Xuehua Xu

Xuehua Xu

Department of Chemotaxis Signal Section, Laboratory of Immunogenetics, National Institute of Allergy and Infectious Diseases, National Institutes of Health; Rockville, MD USA

Biography
Dr. Xuehua Xu obtained her bachelor’s and master’s degrees in biology from Harbin Normal University, China, and her PhD in biotechnology from Tsukuba University, Japan. Starting in 2002, Dr. Xu was in postdoctoral training at the National Institutes of Health (NIAID/NIH), where she focused on developing and applying state-of-the-art imaging technologies to monitor the signaling network of GPCR-mediated chemotaxis in the model organism Dictyostelium discoideum. The interplay between computational simulation and experimental verification allowed her to identify new components and novel signaling pathways essential for chemotaxis.
Research Interest
Chemotaxis is defined as directional cell migration guided by chemoattractant gradients. Chemotaxis plays critical roles in many physiological processes, including recruitment of neutrophils to sites of inflammation, cancer cell metastasis, and the development of the model organism Dictyostelium discoideum. All eukaryotic cells detect chemoattractants by G protein-coupled receptors (GPCRs) and share remarkable similarities in the signaling pathways that control chemotaxis. D. discoideum has been proven to be a powerful model system in which to identify new components essential for chemotaxis.

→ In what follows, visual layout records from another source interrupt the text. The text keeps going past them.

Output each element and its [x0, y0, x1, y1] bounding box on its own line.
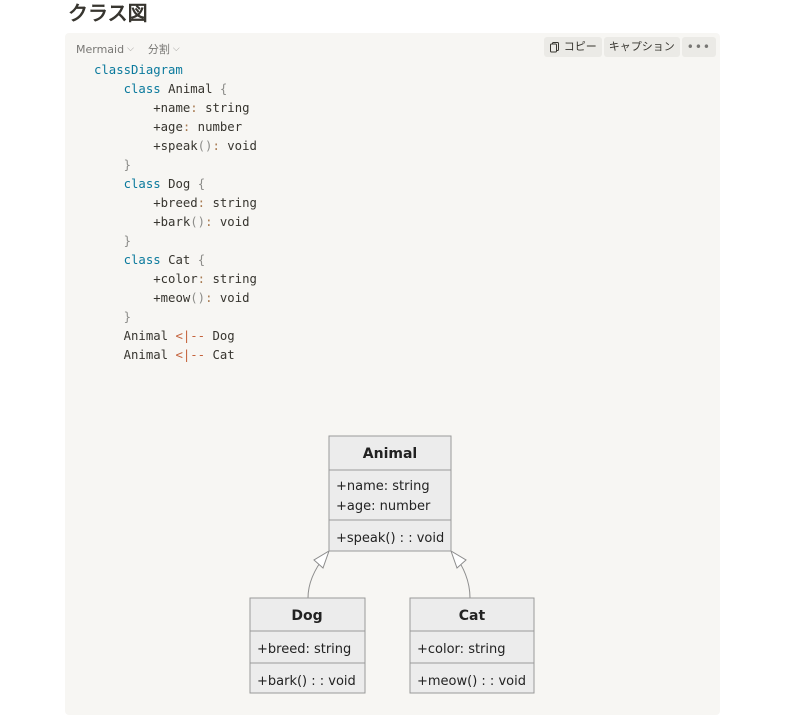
- class-diagram: Animal +name: string +age: number +speak…: [249, 435, 535, 694]
- code-block[interactable]: Mermaid ⌵ 分割 ⌵ コピー キャプション ••• classDiagr…: [65, 33, 720, 715]
- uml-attribute: +age: number: [336, 499, 431, 514]
- uml-class-cat: Cat +color: string +meow() : : void: [409, 597, 535, 694]
- uml-class-animal: Animal +name: string +age: number +speak…: [328, 435, 452, 552]
- inheritance-arrow-dog: [313, 549, 330, 569]
- uml-attribute: +breed: string: [257, 642, 351, 657]
- inheritance-arrow-cat: [450, 549, 467, 569]
- uml-class-title: Dog: [291, 608, 322, 624]
- page-title: クラス図: [68, 1, 148, 25]
- uml-class-title: Cat: [459, 608, 486, 624]
- uml-method: +bark() : : void: [257, 674, 356, 689]
- uml-method: +speak() : : void: [336, 531, 444, 546]
- uml-class-title: Animal: [363, 446, 417, 462]
- uml-attribute: +color: string: [417, 642, 506, 657]
- uml-attribute: +name: string: [336, 479, 430, 494]
- uml-method: +meow() : : void: [417, 674, 526, 689]
- uml-class-dog: Dog +breed: string +bark() : : void: [249, 597, 366, 694]
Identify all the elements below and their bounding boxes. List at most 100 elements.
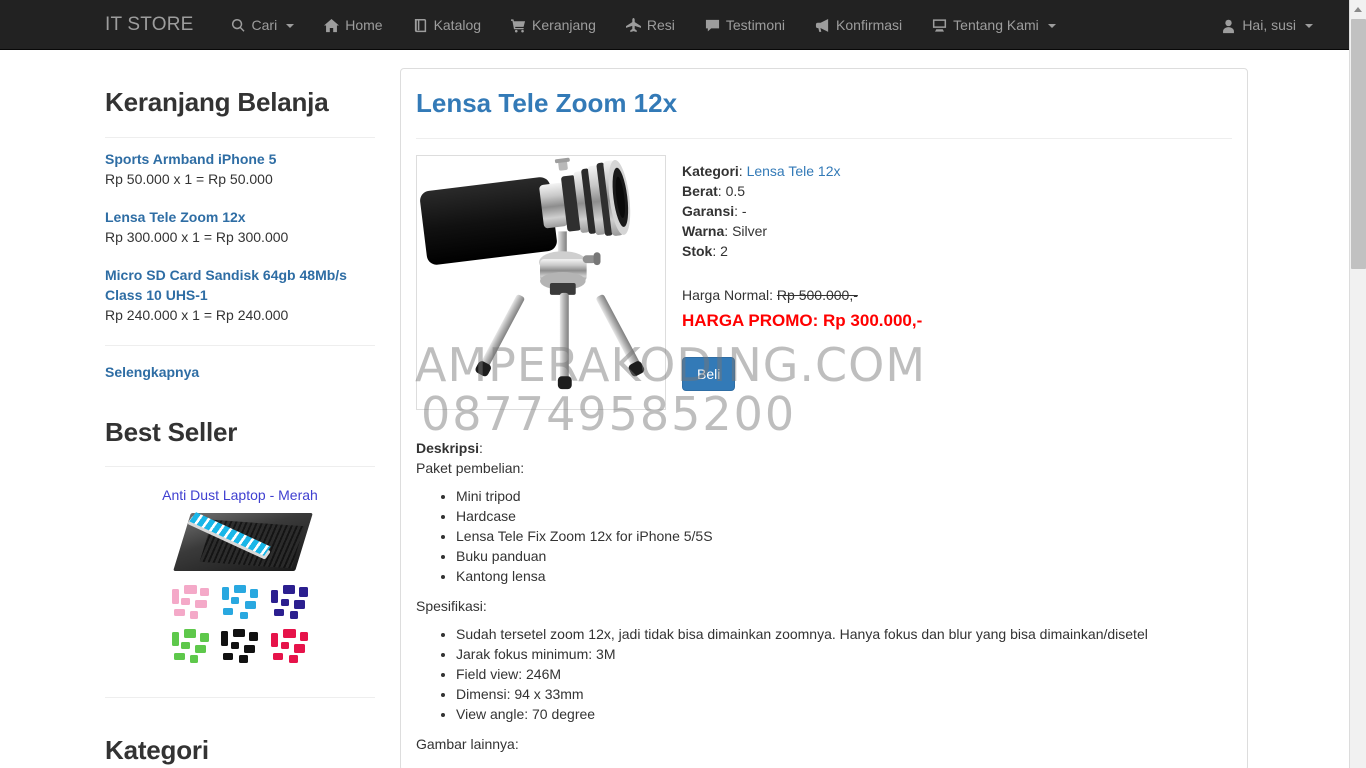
nav-item-katalog[interactable]: Katalog	[398, 0, 496, 50]
paket-label: Paket pembelian:	[416, 459, 525, 476]
meta-value[interactable]: Lensa Tele 12x	[747, 163, 841, 179]
meta-label: Kategori	[682, 162, 739, 179]
meta-warna: Warna: Silver	[682, 221, 922, 241]
nav-item-label: Tentang Kami	[953, 16, 1039, 33]
cart-item-calc: Rp 240.000 x 1 = Rp 240.000	[105, 306, 289, 323]
cart-item-name[interactable]: Micro SD Card Sandisk 64gb 48Mb/s Class …	[105, 265, 375, 305]
cart-list-item[interactable]: Micro SD Card Sandisk 64gb 48Mb/s Class …	[105, 265, 375, 325]
nav-item-label: Katalog	[433, 16, 482, 33]
scroll-up-arrow-icon[interactable]	[1350, 0, 1366, 17]
list-item: View angle: 70 degree	[456, 704, 1232, 724]
bullhorn-icon	[815, 18, 830, 33]
list-item: Dimensi: 94 x 33mm	[456, 684, 1232, 704]
lens-product-photo	[420, 157, 645, 389]
chevron-down-icon	[1305, 24, 1313, 28]
nav-item-keranjang[interactable]: Keranjang	[496, 0, 611, 50]
page-title[interactable]: Lensa Tele Zoom 12x	[416, 89, 1232, 118]
harga-normal-label: Harga Normal:	[682, 286, 774, 303]
meta-garansi: Garansi: -	[682, 201, 922, 221]
meta-kategori: Kategori: Lensa Tele 12x	[682, 161, 922, 181]
meta-colon: :	[724, 222, 733, 239]
scrollbar-thumb[interactable]	[1351, 19, 1366, 269]
divider	[105, 466, 375, 468]
meta-stok: Stok: 2	[682, 241, 922, 261]
meta-label: Garansi	[682, 202, 735, 219]
meta-colon: :	[712, 242, 721, 259]
list-item: Sudah tersetel zoom 12x, jadi tidak bisa…	[456, 624, 1232, 644]
list-item: Hardcase	[456, 506, 1232, 526]
nav-item-label: Resi	[646, 16, 675, 33]
meta-value: 0.5	[725, 182, 746, 199]
meta-label: Warna	[682, 222, 725, 239]
meta-value: 2	[720, 242, 728, 259]
kategori-heading: Kategori	[105, 735, 209, 766]
spesifikasi-list: Sudah tersetel zoom 12x, jadi tidak bisa…	[416, 624, 1232, 724]
meta-label: Stok	[682, 242, 713, 259]
paket-list: Mini tripod Hardcase Lensa Tele Fix Zoom…	[416, 486, 1232, 586]
cart-item-calc: Rp 300.000 x 1 = Rp 300.000	[105, 228, 289, 245]
plane-icon	[625, 18, 641, 33]
buy-button[interactable]: Beli	[682, 356, 736, 391]
chevron-down-icon	[286, 23, 295, 28]
page-body: Keranjang Belanja Sports Armband iPhone …	[0, 50, 1366, 768]
divider	[416, 137, 1232, 139]
nav-item-resi[interactable]: Resi	[611, 0, 690, 50]
home-icon	[324, 18, 340, 33]
site-brand[interactable]: IT STORE	[105, 0, 194, 50]
nav-links: Cari Home Katalog Keranjang Resi Testimo…	[216, 0, 1071, 50]
nav-item-label: Testimoni	[725, 16, 786, 33]
list-item: Field view: 246M	[456, 664, 1232, 684]
top-navbar: IT STORE Cari Home Katalog Keranjang Res…	[0, 0, 1366, 50]
nav-item-testimoni[interactable]: Testimoni	[690, 0, 800, 50]
cart-more-link[interactable]: Selengkapnya	[105, 364, 375, 380]
nav-item-cari[interactable]: Cari	[216, 0, 310, 50]
meta-colon: :	[734, 202, 742, 219]
spesifikasi-label: Spesifikasi:	[416, 597, 487, 614]
deskripsi-label: Deskripsi	[416, 439, 480, 456]
nav-item-label: Konfirmasi	[836, 16, 903, 33]
bestseller-card[interactable]: Anti Dust Laptop - Merah	[105, 487, 375, 678]
cart-item-calc: Rp 50.000 x 1 = Rp 50.000	[105, 170, 273, 187]
bestseller-heading: Best Seller	[105, 416, 238, 447]
cart-list: Sports Armband iPhone 5 Rp 50.000 x 1 = …	[105, 149, 375, 325]
meta-berat: Berat: 0.5	[682, 181, 922, 201]
gambar-lainnya-label: Gambar lainnya:	[416, 735, 519, 752]
nav-item-konfirmasi[interactable]: Konfirmasi	[800, 0, 917, 50]
list-item: Kantong lensa	[456, 566, 1232, 586]
desktop-icon	[932, 18, 947, 33]
bestseller-section: Best Seller Anti Dust Laptop - Merah Kat…	[105, 416, 375, 766]
harga-promo: HARGA PROMO: Rp 300.000,-	[682, 310, 923, 330]
cart-list-item[interactable]: Sports Armband iPhone 5 Rp 50.000 x 1 = …	[105, 149, 375, 189]
page-scrollbar[interactable]	[1349, 0, 1366, 768]
product-description: Deskripsi: Paket pembelian: Mini tripod …	[416, 438, 1232, 754]
chevron-down-icon	[1047, 23, 1056, 28]
product-image[interactable]	[416, 154, 666, 410]
divider	[105, 697, 375, 699]
book-icon	[413, 18, 428, 33]
nav-item-home[interactable]: Home	[309, 0, 397, 50]
product-panel: Lensa Tele Zoom 12x Kategori: Lensa Tele…	[400, 68, 1248, 768]
divider	[105, 136, 375, 138]
nav-item-label: Home	[345, 16, 383, 33]
nav-item-tentang-kami[interactable]: Tentang Kami	[917, 0, 1071, 50]
product-meta: Kategori: Lensa Tele 12x Berat: 0.5 Gara…	[682, 155, 922, 410]
user-menu[interactable]: Hai, susi	[1206, 0, 1328, 50]
cart-item-name[interactable]: Lensa Tele Zoom 12x	[105, 207, 375, 227]
dust-plug-colors	[168, 583, 314, 669]
cart-list-item[interactable]: Lensa Tele Zoom 12x Rp 300.000 x 1 = Rp …	[105, 207, 375, 247]
harga-normal-value: Rp 500.000,-	[776, 286, 858, 303]
comment-icon	[705, 18, 720, 33]
meta-colon: :	[717, 182, 726, 199]
bestseller-product-image[interactable]	[154, 505, 326, 678]
meta-label: Berat	[682, 182, 718, 199]
meta-colon: :	[738, 162, 747, 179]
harga-normal: Harga Normal: Rp 500.000,-	[682, 287, 922, 303]
nav-item-label: Keranjang	[532, 16, 596, 33]
cart-item-name[interactable]: Sports Armband iPhone 5	[105, 149, 375, 169]
meta-value: -	[741, 202, 747, 219]
bestseller-product-title[interactable]: Anti Dust Laptop - Merah	[105, 487, 375, 503]
user-menu-label: Hai, susi	[1242, 17, 1296, 33]
sidebar: Keranjang Belanja Sports Armband iPhone …	[90, 50, 390, 768]
deskripsi-heading: Deskripsi:	[416, 439, 483, 456]
divider	[105, 344, 375, 346]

My primary research interests focus on understanding the molecular mechanisms underlining chemotaxis in multiple systems: first, to identify novel components and signaling pathways essential for chemotaxis using the model organism D. discoideum; and next, to understand the roles of their mammalian counterparts in order to identify new therapeutic targets and strategies for inflammatory diseases and breast cancer metastasis. To this end, I developed and applied state-of-the-art live cell/single molecule imaging techniques to visualize the spatiotemporal dynamics of the GPCR-mediated signaling network that leads to chemotaxis in D. discoideum. By combining computational simulation and experimental validation, we have been studying chemotaxis in D. discoideum: my studies have revealed that locally controlled inhibitory mechanism is essential for the GPCR signaling network for chemosensing. During the last four years, I have expanded my research into neutrophil chemotaxis and revealed a novel signaling pathway consisting of PLC/PKC/PKD/SSH2 that regulates the cofilin activity by which neutrophils control depolymerization of the F-actin cytoskeleton during chemotaxis.